Nos encanta organizar las tareas, hacer planes y, cuando los hacemos, nos sentimos satisfechos porque las cosas que hemos colocado tan bien en nuestra cabeza nos dan seguridad, por eso nos fastidia tanto tener que cambiar de planes, porque los cambios nos producen inquietud e inseguridad. Es nuestro cerebro de reptil el que nos produce desasosiego. Esa parte de nuestro cerebro que hemos heredado de nuestros remotos antepasados está diseñada para protegernos de las agresiones externas, sean éstas físicas o mentales. A nuestro cerebro de reptil no le gustan los cambios, su función es la de tratar de satisfacer nuestras necesidades primarias: comer, dormir y reproducirnos, además de hacer que se generen en nuestro organismo los recursos necesarios para repeler una agresión o salir huyendo si la amenaza es insuperable, cualquier otra cosa le supone un esfuerzo que no puede afrontar, sobre todo si se trata de resolver conflictos emocionales, quedando situados éstos en la órbita de nuestro sistema límbico, que es conectado con el cerebro del corazón que es, en definitiva, el que nos va conduciendo por ese laberinto inextricable de la aparente improvisación y que nos lleva a enfrentarnos con la realidad que nos marca la mente, siempre dispuesta a enjuiciar nuestras acciones.
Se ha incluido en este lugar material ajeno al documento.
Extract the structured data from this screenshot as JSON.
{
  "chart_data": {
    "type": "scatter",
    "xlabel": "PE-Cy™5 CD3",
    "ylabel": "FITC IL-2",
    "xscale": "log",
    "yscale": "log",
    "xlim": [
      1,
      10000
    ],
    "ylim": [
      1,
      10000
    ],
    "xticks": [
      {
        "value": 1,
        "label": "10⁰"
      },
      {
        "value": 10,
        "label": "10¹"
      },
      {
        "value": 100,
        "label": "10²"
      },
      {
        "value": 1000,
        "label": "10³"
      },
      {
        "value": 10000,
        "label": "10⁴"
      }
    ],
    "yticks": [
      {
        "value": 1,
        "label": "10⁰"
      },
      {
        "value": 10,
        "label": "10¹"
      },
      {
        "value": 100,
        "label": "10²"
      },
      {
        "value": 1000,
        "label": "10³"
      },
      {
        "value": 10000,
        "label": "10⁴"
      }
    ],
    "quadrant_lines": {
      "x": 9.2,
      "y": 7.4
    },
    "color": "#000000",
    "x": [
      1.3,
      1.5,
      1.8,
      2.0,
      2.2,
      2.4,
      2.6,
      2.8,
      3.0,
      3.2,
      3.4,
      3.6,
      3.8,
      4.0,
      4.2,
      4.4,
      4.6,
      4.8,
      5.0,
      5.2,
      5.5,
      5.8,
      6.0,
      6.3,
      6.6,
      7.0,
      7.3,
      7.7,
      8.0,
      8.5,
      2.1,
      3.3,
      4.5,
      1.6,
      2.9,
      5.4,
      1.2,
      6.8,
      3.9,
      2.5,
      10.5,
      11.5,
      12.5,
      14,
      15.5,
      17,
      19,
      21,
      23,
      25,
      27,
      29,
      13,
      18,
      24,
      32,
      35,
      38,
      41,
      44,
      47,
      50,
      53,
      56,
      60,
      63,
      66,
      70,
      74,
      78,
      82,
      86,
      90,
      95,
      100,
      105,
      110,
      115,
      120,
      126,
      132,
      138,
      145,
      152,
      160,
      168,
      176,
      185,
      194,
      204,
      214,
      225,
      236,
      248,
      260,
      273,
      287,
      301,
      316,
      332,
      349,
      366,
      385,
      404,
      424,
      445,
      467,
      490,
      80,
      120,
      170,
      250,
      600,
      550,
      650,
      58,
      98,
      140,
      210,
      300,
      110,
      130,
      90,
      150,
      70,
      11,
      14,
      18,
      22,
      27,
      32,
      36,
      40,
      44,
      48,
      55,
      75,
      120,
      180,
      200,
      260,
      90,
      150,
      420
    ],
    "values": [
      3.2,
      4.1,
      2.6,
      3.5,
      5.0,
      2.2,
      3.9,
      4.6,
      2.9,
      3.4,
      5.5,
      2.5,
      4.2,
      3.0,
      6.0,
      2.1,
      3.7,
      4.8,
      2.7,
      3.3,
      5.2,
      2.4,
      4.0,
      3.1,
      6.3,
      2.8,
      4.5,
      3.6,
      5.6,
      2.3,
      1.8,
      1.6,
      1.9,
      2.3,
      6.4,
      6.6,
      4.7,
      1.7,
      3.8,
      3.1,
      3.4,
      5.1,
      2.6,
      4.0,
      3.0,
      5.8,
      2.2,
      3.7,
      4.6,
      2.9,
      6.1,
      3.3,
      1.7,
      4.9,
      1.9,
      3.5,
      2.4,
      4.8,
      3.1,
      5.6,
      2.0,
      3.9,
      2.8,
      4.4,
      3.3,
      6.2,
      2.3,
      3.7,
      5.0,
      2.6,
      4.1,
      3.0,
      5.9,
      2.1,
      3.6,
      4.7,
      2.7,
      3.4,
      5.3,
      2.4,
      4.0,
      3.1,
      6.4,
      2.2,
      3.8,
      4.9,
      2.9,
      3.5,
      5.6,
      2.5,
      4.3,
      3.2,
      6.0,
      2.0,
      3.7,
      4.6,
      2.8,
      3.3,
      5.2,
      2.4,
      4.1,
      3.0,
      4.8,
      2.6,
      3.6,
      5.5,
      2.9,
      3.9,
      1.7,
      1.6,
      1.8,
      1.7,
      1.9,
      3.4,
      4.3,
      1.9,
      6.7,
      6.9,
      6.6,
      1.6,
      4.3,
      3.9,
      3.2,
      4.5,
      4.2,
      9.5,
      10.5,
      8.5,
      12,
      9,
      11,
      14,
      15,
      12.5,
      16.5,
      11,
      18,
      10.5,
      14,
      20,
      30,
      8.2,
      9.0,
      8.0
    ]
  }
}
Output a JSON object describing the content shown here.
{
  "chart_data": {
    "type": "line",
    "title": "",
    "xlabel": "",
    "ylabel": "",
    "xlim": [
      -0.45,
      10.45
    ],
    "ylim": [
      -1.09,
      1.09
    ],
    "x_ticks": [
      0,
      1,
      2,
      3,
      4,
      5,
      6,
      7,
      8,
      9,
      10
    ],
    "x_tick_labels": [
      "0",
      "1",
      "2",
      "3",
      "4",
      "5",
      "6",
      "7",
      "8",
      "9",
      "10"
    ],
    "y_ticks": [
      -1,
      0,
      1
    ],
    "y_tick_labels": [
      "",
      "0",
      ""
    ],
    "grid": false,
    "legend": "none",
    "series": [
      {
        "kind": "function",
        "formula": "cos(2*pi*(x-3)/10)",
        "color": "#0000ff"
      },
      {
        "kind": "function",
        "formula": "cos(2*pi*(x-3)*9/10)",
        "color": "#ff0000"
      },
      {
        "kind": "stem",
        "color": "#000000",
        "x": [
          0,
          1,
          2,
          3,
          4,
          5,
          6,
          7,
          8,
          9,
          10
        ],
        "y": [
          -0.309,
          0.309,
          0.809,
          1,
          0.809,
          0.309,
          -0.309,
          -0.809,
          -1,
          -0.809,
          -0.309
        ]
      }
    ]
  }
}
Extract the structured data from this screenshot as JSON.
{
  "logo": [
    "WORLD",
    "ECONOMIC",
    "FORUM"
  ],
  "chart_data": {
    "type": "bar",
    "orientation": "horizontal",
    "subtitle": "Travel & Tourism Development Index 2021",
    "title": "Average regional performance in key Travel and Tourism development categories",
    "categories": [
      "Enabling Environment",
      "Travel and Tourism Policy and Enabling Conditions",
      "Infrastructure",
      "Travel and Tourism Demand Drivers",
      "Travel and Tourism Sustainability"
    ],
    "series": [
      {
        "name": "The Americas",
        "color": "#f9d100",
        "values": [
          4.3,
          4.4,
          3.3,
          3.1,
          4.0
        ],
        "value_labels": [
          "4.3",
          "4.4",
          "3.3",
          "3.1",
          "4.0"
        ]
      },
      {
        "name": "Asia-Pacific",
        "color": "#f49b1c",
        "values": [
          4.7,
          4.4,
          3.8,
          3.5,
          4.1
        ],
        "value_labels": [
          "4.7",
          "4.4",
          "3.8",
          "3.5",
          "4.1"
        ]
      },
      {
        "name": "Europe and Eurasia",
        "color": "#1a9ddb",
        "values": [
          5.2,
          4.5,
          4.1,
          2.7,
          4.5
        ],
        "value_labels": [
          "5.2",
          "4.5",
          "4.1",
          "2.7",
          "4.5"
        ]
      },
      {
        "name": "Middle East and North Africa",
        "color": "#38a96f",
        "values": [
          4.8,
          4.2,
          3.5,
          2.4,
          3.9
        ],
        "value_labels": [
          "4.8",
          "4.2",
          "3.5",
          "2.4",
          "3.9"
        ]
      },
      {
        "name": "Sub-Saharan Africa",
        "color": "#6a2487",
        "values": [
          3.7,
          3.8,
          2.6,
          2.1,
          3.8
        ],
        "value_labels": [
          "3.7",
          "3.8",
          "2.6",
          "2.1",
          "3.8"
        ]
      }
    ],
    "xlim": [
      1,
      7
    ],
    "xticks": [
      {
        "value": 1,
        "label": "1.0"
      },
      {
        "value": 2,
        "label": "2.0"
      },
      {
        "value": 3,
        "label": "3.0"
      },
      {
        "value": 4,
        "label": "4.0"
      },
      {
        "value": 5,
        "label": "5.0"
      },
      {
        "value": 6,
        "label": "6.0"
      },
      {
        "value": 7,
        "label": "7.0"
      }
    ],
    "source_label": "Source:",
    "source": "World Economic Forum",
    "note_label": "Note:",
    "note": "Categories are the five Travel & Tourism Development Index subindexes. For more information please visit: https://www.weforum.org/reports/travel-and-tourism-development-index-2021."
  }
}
Como decía, nuestros impulsos primarios están controlados por nuestro cerebro de reptil, por tanto, aquellas personas que tienen una mayor influencia de esta zona cerebral serán personas a las que los cambios les ponen enfermos: un cambio de casa, de trabajo, de pareja… Conozco a alguna persona, y seguramente vosotros también, que tienen esa forma de relacionarse con la vida y, por extensión, con los demás seres humanos. Pero claro, su cerebro de reptil no le permite otra forma de ser, es superior a su capacidad. Una serpiente que aprende el camino desde su madriguera hasta el árbol donde puede cazar, siempre hará el mismo recorrido, nunca improvisará y cualquier imprevisto le hará ponerse agresiva.
La flexibilidad mental es un recurso muy saludable para no sentirse frustrado, sobre todo teniendo en cuenta que el sistema de vida actual nos está obligando permanentemente a adoptar posturas no previstas, todo va a una velocidad tal que nuestro cerebro de reptil se ve incapaz de absorber la multitud de impulsos que le llegan cada día, de ahí los niveles de estrés que padecemos y la cantidad de enfermedades que se generan por no saber adaptarnos a los cambios imprevistos.
Así pues, amigo lector, revisa la forma en que te relacionas con la vida en todos sus sentidos. La vida es cambio constante, todos los días son nuevos, imprevisibles por mucho que creamos que tenemos todo controlado. La resiliencia, el aceptar que nada es inmutable, nos puede salvar de tener algún que otro contratiempo físico o emocional. No obstante todo lo anterior, no se debe renunciar a los placeres que es capaz de producirnos nuestro cerebro de reptil, esos que se derivan por ejemplo de una buena comida, de una conversación inteligente o de unas satisfactorias relaciones personales… En definitiva, esas cosas que a nadie le gusta cambiar ¿o no?.